Students Speak: Tattoo Tours

Marcy Cassidy-Mapp, Staff Writer

Jules Covtiz `24

Contributed by Jules Covitz

Jules Covitz `24 proudly rocks two gargoyles by the tattoo artist Molly Emmerich at Ritual Tattoo Gallery in Denver, Colorado, one resembling a dog and the other an eagle. Covitz said that the purpose of the gargoyles in architecture is to allow water to drain, similar to gutters. In addition to loving medieval designs and appreciating the intricate and detailed nature of gargoyles, Covitz has a background as a florist. The tattoos are accordingly designed to have flowers flowing out of their mouths.

“Some of my tattoos definitely were sort of spur-of-the-moment,” Covitz said.“While there are some regrets about them, I just want to remember this moment in my life when I had youth and ideas.”

Contributed by Jules Covitz

Covitz said that they see getting tattoos as a way to reclaim their body and control what people notice when they see them. They expressed that having control over the scars in their life is empowering, and they believe getting tattoos can be a way to fight against the prejudices surrounding them.

“My tattoos on my shoulder blade and my inner arm accentuate the areas that make me feel more masculine,” Covitz said. “You’re inevitably going to have scars in your life, but to have control over them and have a say in the matter is really nice.”

Ruby Brent `25

Owen Barbato

If anyone ever suggests you have to trade quality for quantity, they’ve never met Ruby Brent `25, owner of nearly a dozen individual tattoos. Brent’s favorite is of an iris on her shoulder blade, a reference to the album cover of her favorite song, “Iris” by the Goo Goo Dolls.

“It’s still my favorite song 100%, but I struggled a lot with my mental health in high school, and that song is just connected to so many different memories,” Brent said.

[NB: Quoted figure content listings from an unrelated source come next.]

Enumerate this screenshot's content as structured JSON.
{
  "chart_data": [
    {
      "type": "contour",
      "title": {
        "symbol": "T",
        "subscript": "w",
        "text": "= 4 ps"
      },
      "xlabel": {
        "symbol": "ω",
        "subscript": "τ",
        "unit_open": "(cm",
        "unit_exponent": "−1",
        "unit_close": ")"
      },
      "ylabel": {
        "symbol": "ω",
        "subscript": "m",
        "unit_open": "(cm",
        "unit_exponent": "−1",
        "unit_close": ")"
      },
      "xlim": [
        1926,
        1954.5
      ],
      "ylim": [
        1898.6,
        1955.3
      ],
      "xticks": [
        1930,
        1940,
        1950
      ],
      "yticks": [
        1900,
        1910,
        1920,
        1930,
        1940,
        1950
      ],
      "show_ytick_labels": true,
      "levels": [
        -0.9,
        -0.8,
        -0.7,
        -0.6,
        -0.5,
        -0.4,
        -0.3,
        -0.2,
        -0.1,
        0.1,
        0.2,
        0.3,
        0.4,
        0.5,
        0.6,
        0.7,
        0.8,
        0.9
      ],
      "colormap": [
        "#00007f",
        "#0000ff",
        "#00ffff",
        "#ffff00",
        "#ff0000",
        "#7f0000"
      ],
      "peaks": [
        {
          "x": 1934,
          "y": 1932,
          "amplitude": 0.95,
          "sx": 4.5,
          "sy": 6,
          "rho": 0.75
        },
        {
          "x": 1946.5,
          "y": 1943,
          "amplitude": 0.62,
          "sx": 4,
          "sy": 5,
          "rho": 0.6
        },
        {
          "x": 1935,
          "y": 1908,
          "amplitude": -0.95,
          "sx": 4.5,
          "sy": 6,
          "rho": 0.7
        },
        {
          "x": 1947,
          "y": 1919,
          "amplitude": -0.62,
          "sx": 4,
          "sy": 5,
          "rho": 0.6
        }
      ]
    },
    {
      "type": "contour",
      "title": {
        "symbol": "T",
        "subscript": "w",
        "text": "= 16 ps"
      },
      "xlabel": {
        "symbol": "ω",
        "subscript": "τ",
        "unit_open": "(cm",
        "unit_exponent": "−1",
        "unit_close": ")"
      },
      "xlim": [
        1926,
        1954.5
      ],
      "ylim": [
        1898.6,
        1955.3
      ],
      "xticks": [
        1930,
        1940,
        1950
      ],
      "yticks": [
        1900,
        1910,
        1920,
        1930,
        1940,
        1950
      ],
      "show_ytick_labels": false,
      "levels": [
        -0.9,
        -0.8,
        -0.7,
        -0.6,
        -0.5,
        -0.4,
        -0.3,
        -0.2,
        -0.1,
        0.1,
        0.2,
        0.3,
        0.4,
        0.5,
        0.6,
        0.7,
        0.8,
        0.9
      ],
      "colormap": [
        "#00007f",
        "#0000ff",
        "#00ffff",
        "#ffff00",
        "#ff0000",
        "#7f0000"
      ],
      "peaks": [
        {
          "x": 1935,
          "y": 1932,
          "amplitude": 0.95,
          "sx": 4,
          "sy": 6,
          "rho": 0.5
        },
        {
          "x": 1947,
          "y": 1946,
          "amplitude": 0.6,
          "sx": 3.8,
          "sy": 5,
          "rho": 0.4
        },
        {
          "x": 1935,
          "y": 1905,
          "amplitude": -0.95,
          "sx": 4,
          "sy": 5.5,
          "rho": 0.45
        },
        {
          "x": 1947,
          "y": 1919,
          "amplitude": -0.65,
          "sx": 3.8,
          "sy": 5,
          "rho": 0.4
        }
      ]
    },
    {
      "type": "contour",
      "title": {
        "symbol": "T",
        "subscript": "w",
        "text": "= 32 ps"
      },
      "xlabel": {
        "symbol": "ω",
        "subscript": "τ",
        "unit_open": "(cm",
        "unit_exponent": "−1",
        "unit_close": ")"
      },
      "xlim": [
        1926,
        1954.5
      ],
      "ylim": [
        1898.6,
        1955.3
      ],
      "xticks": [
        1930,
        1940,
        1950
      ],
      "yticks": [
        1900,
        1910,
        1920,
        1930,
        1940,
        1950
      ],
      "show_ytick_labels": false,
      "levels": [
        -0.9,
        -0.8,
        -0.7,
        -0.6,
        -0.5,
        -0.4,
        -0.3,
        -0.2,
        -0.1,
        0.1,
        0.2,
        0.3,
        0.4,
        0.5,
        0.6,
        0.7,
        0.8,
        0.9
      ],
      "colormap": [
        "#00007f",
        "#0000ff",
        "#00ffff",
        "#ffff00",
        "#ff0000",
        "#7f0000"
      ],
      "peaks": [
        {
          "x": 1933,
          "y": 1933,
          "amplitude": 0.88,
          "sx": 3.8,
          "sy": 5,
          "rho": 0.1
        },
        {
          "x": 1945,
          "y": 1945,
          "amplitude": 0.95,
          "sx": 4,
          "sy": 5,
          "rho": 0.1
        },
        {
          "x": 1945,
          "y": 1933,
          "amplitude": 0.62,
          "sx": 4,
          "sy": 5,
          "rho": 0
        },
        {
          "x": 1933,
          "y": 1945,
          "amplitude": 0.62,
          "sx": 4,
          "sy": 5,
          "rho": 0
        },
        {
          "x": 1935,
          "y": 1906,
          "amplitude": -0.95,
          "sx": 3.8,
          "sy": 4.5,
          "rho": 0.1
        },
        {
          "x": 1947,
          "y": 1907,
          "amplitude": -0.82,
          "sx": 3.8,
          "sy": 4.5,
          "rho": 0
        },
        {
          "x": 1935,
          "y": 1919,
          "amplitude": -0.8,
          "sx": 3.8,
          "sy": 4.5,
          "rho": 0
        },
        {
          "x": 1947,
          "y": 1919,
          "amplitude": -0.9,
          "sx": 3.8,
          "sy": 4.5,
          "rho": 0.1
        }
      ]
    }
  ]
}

Brent got that first tattoo in August of 2020, after she turned 18. The same Chicago-based artist did many of her tattoos which range in subject and meaning. Some relate to her beloved summer camp while others were more spontaneous and  simply looked cool, according to Brent.

Owen Barbato

“I would say most of them have been spontaneous, where I don’t really know what I want,” Brent said. “Then, one day, it just hits me, and that’s what I’m doing. It’s just like a single moment where that’s the tattoo that I want.”

Brent sees her tattoos as a way of putting her own artwork on her body, and she cherishes the journey that each tattoo represents. She is currently working on her sticker sleeve and plans to tie them all together with a background once she has enough money.

Kade Dolphin `24

Owen Barbato

Kade Dolphin `24 has always been thoughtful about what tattoo he would get — when spring break of his sophomore year came around, he decided to take the leap with some friends. He returned to campus sporting a tattoo of a wave enclosed by a triangle shape.

“I was gonna go get a tattoo with some friends, and I had like a week to figure out what I want, what are my hobbies, what I like to do,” Dolphin said. “I’ve been swimming since I was like three or four, and I wanted something with water.”

Owen Barbato

Dolphin’s lifelong affinity for swimming played a role in his decision as he wanted his first tattoo to represent something meaningful to him. He found inspiration for the tattoo in an episode from the fourth season of a television show called “The Good Place,” where life is compared to a wave that crashes and returns to the ocean.

When Dolphin’s group of friends went to Champaign, Illinois, they found a tattoo artist who was able to ink everything up the following day. It was a spur-of-the-moment decision, but Dolphin said that he couldn’t be happier with the outcome. He said that the tattoo serves as a reminder to live life like a wave, embracing the highs and lows and going with the flow.

“I liked that metaphor and liked that analogy just because it felt meaningful, and one way for me to live my life is to live as a wave.” Dolphin shared.